The input file for BART profile
should be BED or BAM format in either hg38
or mm10
.
Bed is a tab-delimited text file that defines the data lines, and the BED file format is described on UCSC genome browser website. For BED format input, the first three columns should be chrom
, chromStart
, chromEnd
, and the 6th column of strand
information is required by BART.
BAM is a binary version of Sequence Alignment/Map(SAM) format, and for more information about BAM custom tracks, please click here.
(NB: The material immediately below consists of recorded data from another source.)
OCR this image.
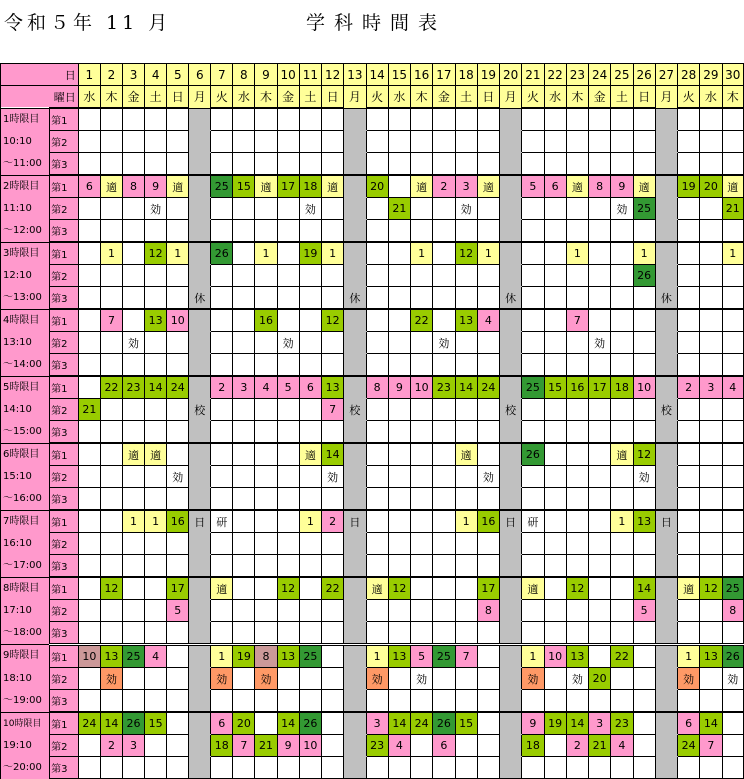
令和５年 11 月	学科時間表
日		1	2	3	4	5	6	7	8	9	10	11	12	13	14	15	16	17	18	19	20	21	22	23	24	25	26	27	28	29	30
曜日		水	木	金	土	日	月	火	水	木	金	土	日	月	火	水	木	金	土	日	月	火	水	木	金	土	日	月	火	水	木
1時限目	第1																														
10:10	第2																														
～11:00	第3																														
2時限目	第1	6	適	8	9	適		25	15	適	17	18	適		20		適	2	3	適		5	6	適	8	9	適		19	20	適
11:10	第2				効							効				21			効							効	25				21
～12:00	第3																														
3時限目	第1		1		12	1		26		1		19	1				1		12	1				1			1				1
12:10	第2																										26				
～13:00	第3						休							休							休							休			
4時限目	第1		7		13	10				16			12				22		13	4				7							
13:10	第2			効							効							効							効						
～14:00	第3																														
5時限目	第1		22	23	14	24		2	3	4	5	6	13		8	9	10	23	14	24		25	15	16	17	18	10		2	3	4
14:10	第2	21					校						7	校							校							校			
～15:00	第3																														
6時限目	第1			適	適							適	14						適			26				適	12				
15:10	第2					効							効							効							効				
～16:00	第3																														
7時限目	第1			1	1	16	日	研				1	2	日					1	16	日	研				1	13	日			
16:10	第2																														
～17:00	第3																														
8時限目	第1		12			17		適			12		22		適	12				17		適		12			14		適	12	25
17:10	第2					5														8							5				8
～18:00	第3																														
9時限目	第1	10	13	25	4			1	19	8	13	25			1	13	5	25	7			1	10	13		22			1	13	26
18:10	第2		効					効		効					効		効					効		効	20				効		効
～19:00	第3																														
10時限目	第1	24	14	26	15			6	20		14	26			3	14	24	26	15			9	19	14	3	23			6	14	
19:10	第2		2	3				18	7	21	9	10			23	4		6				18		2	21	4			24	7	
～20:00	第3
- name_auc.txt contains the ROC-AUC scores for all TF datasets in human/mouse, we use this score to measure the similarity of TF dataset to cis-regulatory profile, and all TFs are ranked decreasingly by scores. The file should be like this:
AR_56254 AUC = 0.954
AR_44331 AUC = 0.950
AR_44338 AUC = 0.949
AR_50273 AUC = 0.947
AR_44314 AUC = 0.945
AR_44330 AUC = 0.943
AR_50100 AUC = 0.942
AR_44315 AUC = 0.942
AR_50044 AUC = 0.926
AR_50041 AUC = 0.925
FOXA1_50274 AUC = 0.924
AR_50042 AUC = 0.921
- name_bart_results.txt is a ranking list of all TFs, which includes the Wilcoxon statistic score, Wilcoxon p value, standard Wilcoxon statistic score (zscore), maximum ROC-AUC score, rank score (relative rank of z score, p value and max auc) and Irwin Hall p value (p value for the relative rank) for each TF. The most functional TFs of input data are ranked first. The file should be like this:
TF statistic pvalue zscore max_auc re_rank irwin_hall_pvalue
AR 18.654 5.861e-78 3.024 0.954 0.004 3.733e-07
FOXA1 13.272 1.673e-40 2.847 0.924 0.008 2.300e-06
PIAS1 3.987 3.339e-05 2.802 0.872 0.017 2.389e-05
SUMO2 5.213 9.269e-08 3.494 0.749 0.018 2.700e-05
HOXB13 3.800 7.230e-05 2.632 0.909 0.019 3.037e-05
GATA3 5.800 3.316e-09 2.549 0.769 0.025 7.410e-05
TOP1 2.254 1.210e-02 3.057 0.779 0.026 8.063e-05
HDAC3 2.310 1.044e-02 2.478 0.845 0.033 1.682e-04
NR3C1 4.500 3.394e-06 2.042 0.871 0.036 2.160e-04
GATA6 4.240 1.118e-05 2.602 0.632 0.043 3.549e-04
- name_plot is a folder which contains all the extra plots for the TFs listed in target files (target.txt file in test data). For each TF, we have rank dot plot, which shows the rank position of the TF amont all TFs on x-axis and Irwin Hall p value on y-axis (derived from the rank score in name_bart_results.txt), and the cumulative distribution plot, which compares the distribution of ROC-AUC scores from datasets of the TF and the scores of all background datasets (derived from the AUC scores in name_auc.txt).